Procedimento e Processo Tributário e Outras Disposições

- Dispensada a audição do contribuinte nos casos em que a liquidação oficiosa seja passível de ser efectuada com valores objectivos previstos na lei e o contribuinte tenha sido notificado para apresentação da declaração em falta, mas não o tenha feito.

- As manifestações de fortuna passam a poder ser tributadas não só no próprio ano como também nos três anos seguintes.

- A penhora deixa de poder ser levantada qualquer que seja o tempo por que se mantiver parada a execução, ainda que por motivo não imputável ao executado.

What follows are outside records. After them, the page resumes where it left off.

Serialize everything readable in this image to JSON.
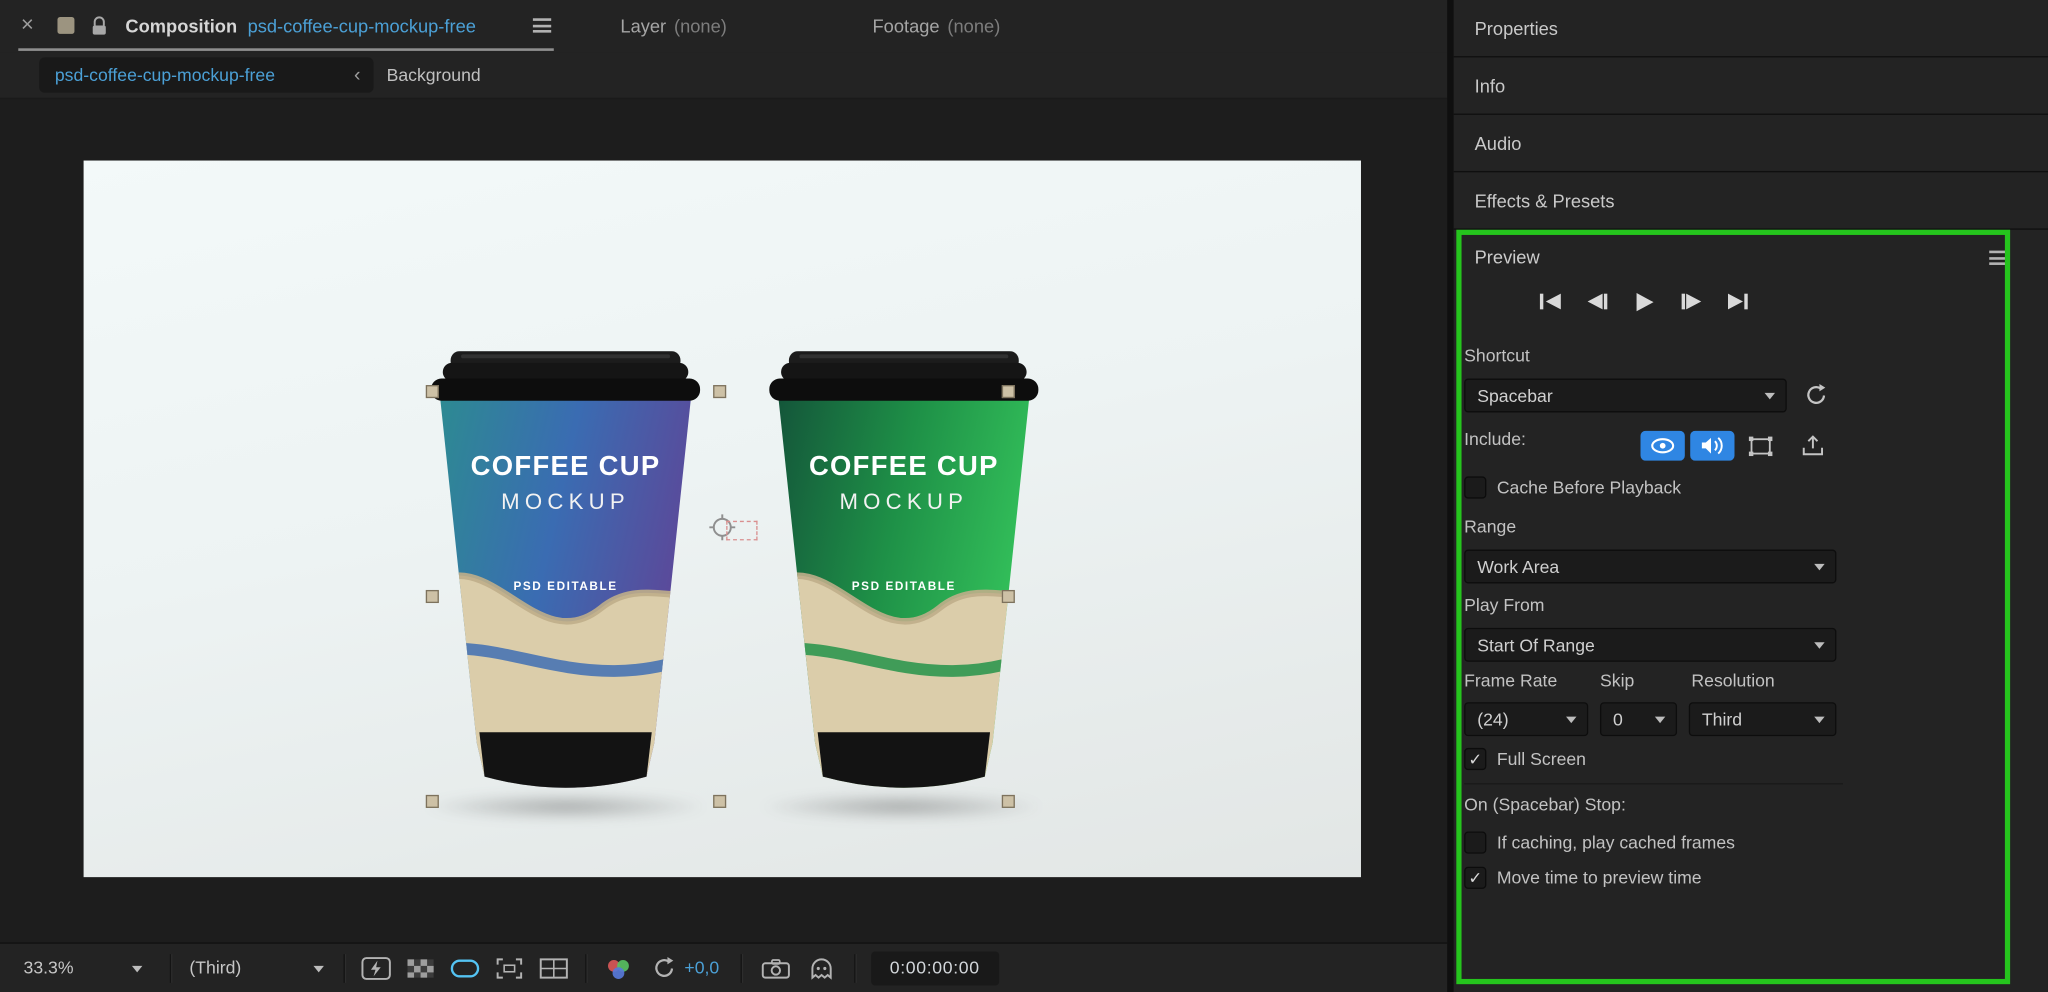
{
  "colors": {
    "highlight_blue": "#4ba0d6",
    "toggle_blue": "#2f86e3",
    "annotation_green": "#25c41d"
  },
  "tabbar": {
    "close": "×",
    "composition_label": "Composition",
    "composition_name": "psd-coffee-cup-mockup-free",
    "layer_label": "Layer",
    "layer_value": "(none)",
    "footage_label": "Footage",
    "footage_value": "(none)"
  },
  "breadcrumb": {
    "comp_name": "psd-coffee-cup-mockup-free",
    "back_chevron": "‹",
    "layer_name": "Background"
  },
  "canvas": {
    "cups": [
      {
        "line1": "COFFEE CUP",
        "line2": "MOCKUP",
        "badge": "PSD EDITABLE"
      },
      {
        "line1": "COFFEE CUP",
        "line2": "MOCKUP",
        "badge": "PSD EDITABLE"
      }
    ]
  },
  "toolbar": {
    "zoom": "33.3%",
    "resolution": "(Third)",
    "exposure_offset": "+0,0",
    "timecode": "0:00:00:00"
  },
  "dock": {
    "panels": [
      "Properties",
      "Info",
      "Audio",
      "Effects & Presets"
    ]
  },
  "preview": {
    "title": "Preview",
    "shortcut_label": "Shortcut",
    "shortcut_value": "Spacebar",
    "include_label": "Include:",
    "cache_before_playback": "Cache Before Playback",
    "range_label": "Range",
    "range_value": "Work Area",
    "play_from_label": "Play From",
    "play_from_value": "Start Of Range",
    "frame_rate_label": "Frame Rate",
    "frame_rate_value": "(24)",
    "skip_label": "Skip",
    "skip_value": "0",
    "resolution_label": "Resolution",
    "resolution_value": "Third",
    "full_screen": "Full Screen",
    "on_stop_label": "On (Spacebar) Stop:",
    "if_caching": "If caching, play cached frames",
    "move_time": "Move time to preview time",
    "checks": {
      "cache": "",
      "full_screen": "✓",
      "if_caching": "",
      "move_time": "✓"
    }
  }
}
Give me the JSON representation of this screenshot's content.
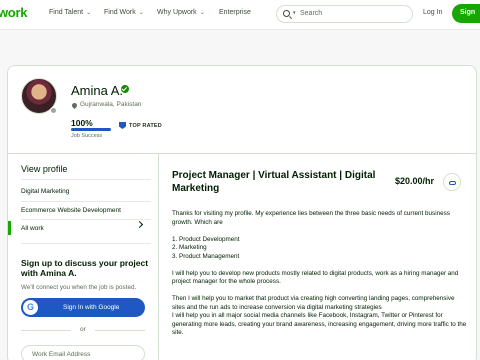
{
  "nav": {
    "logo": "work",
    "links": [
      "Find Talent",
      "Find Work",
      "Why Upwork",
      "Enterprise"
    ],
    "search_placeholder": "Search",
    "login": "Log In",
    "signup": "Sign"
  },
  "profile": {
    "name": "Amina A.",
    "location": "Gujranwala, Pakistan",
    "job_success_value": "100%",
    "job_success_label": "Job Success",
    "job_success_fraction": 1.0,
    "badge": "TOP RATED"
  },
  "sidebar": {
    "heading": "View profile",
    "items": [
      {
        "label": "Digital Marketing"
      },
      {
        "label": "Ecommerce Website Development"
      },
      {
        "label": "All work"
      }
    ],
    "active_index": 2
  },
  "signup_box": {
    "title": "Sign up to discuss your project with Amina A.",
    "subtitle": "We'll connect you when the job is posted.",
    "google_button": "Sign In with Google",
    "google_glyph": "G",
    "or": "or",
    "email_placeholder": "Work Email Address"
  },
  "main": {
    "title": "Project Manager | Virtual Assistant | Digital Marketing",
    "rate": "$20.00/hr",
    "description": [
      "Thanks for visiting my profile. My experience lies between the three basic needs of current business growth. Which are",
      "",
      "1. Product Development",
      "2. Marketing",
      "3. Product Management",
      "",
      "I will help you to develop new products mostly related to digital products, work as a hiring manager and project manager for the whole process.",
      "",
      "Then I will help you to market that product via creating high converting landing pages, comprehensive sites and the run ads to increase conversion via digital marketing strategies",
      "I will help you in all major social media channels like Facebook, Instagram, Twitter or Pinterest for generating more leads, creating your brand awareness, increasing engagement, driving more traffic to the site."
    ]
  },
  "colors": {
    "brand_green": "#14a800",
    "accent_blue": "#1f57c3",
    "text_dark": "#001e00",
    "text_muted": "#5e6d55"
  }
}
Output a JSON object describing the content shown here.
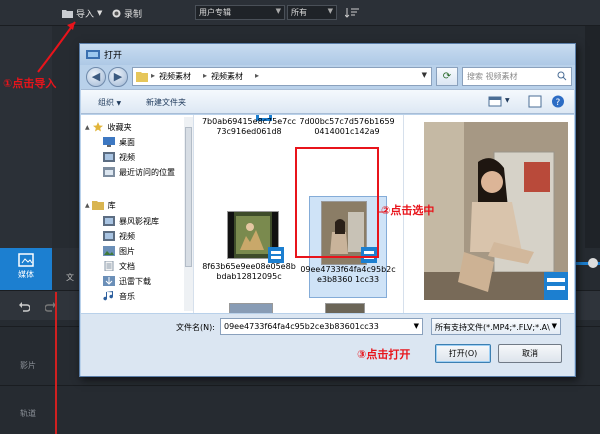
{
  "app": {
    "import_label": "导入",
    "record_label": "录制",
    "select_album": "用户专辑",
    "select_all": "所有",
    "media_tab": "媒体",
    "media_tab2": "文",
    "track1": "影片",
    "track2": "轨道"
  },
  "annotations": {
    "step1": "①点击导入",
    "step2": "②点击选中",
    "step3": "③点击打开"
  },
  "dialog": {
    "title": "打开",
    "breadcrumb": [
      "视频素材",
      "视频素材"
    ],
    "search_placeholder": "搜索 视频素材",
    "organize_label": "组织",
    "new_folder_label": "新建文件夹",
    "nav_items": [
      {
        "label": "收藏夹",
        "icon": "star-icon"
      },
      {
        "label": "桌面",
        "icon": "desktop-icon"
      },
      {
        "label": "视频",
        "icon": "video-library-icon"
      },
      {
        "label": "最近访问的位置",
        "icon": "recent-icon"
      },
      {
        "label": "库",
        "icon": "library-icon"
      },
      {
        "label": "暴风影视库",
        "icon": "video-library-icon"
      },
      {
        "label": "视频",
        "icon": "video-library-icon"
      },
      {
        "label": "图片",
        "icon": "pictures-icon"
      },
      {
        "label": "文档",
        "icon": "documents-icon"
      },
      {
        "label": "迅雷下载",
        "icon": "download-icon"
      },
      {
        "label": "音乐",
        "icon": "music-icon"
      }
    ],
    "files": {
      "top_left": "7b0ab69415e8c75e7cc73c916ed061d8",
      "top_right": "7d00bc57c7d576b16590414001c142a9",
      "mid_left": "8f63b65e9ee08e05e8bbdab12812095c",
      "mid_right": "09ee4733f64fa4c95b2ce3b8360 1cc33"
    },
    "filename_label": "文件名(N):",
    "filename_value": "09ee4733f64fa4c95b2ce3b83601cc33",
    "filetype_value": "所有支持文件(*.MP4;*.FLV;*.A\\",
    "open_label": "打开(O)",
    "cancel_label": "取消"
  },
  "colors": {
    "accent": "#1c7fd0",
    "annotation": "#e8141b"
  }
}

- As garantias prestadas no caso de reclamação graciosa, impugnação judicial, recurso judicial ou oposição que caducavam no prazo de 1 ano no caso de reclamação ou 3 anos nos restantes casos se não houvesse decisão deixam de caducar antes da existência de uma decisão.

- Redução do valor mínimo da coima de € 150 para € 30 ou € 15 em caso de redução da mesma.

- Alargamento a todos os casos de contra-ordenação da possibilidade de redução da coima ao valor mínimo legal, mediante pagamento antecipado da mesma.

- A falta de conta bancária nos casos legalmente previstos na lei (contribuintes de IRC e IRS com contabilidade organizada) passa a ser punida com uma coima de € 180 a € 18.000.

- Também a falta de realização de pagamentos através de conta bancária, quando legalmente previstos, e a realização de pagamentos através de meios diferentes dos legalmente previstos são puníveis com coima de € 120 e € 3.000.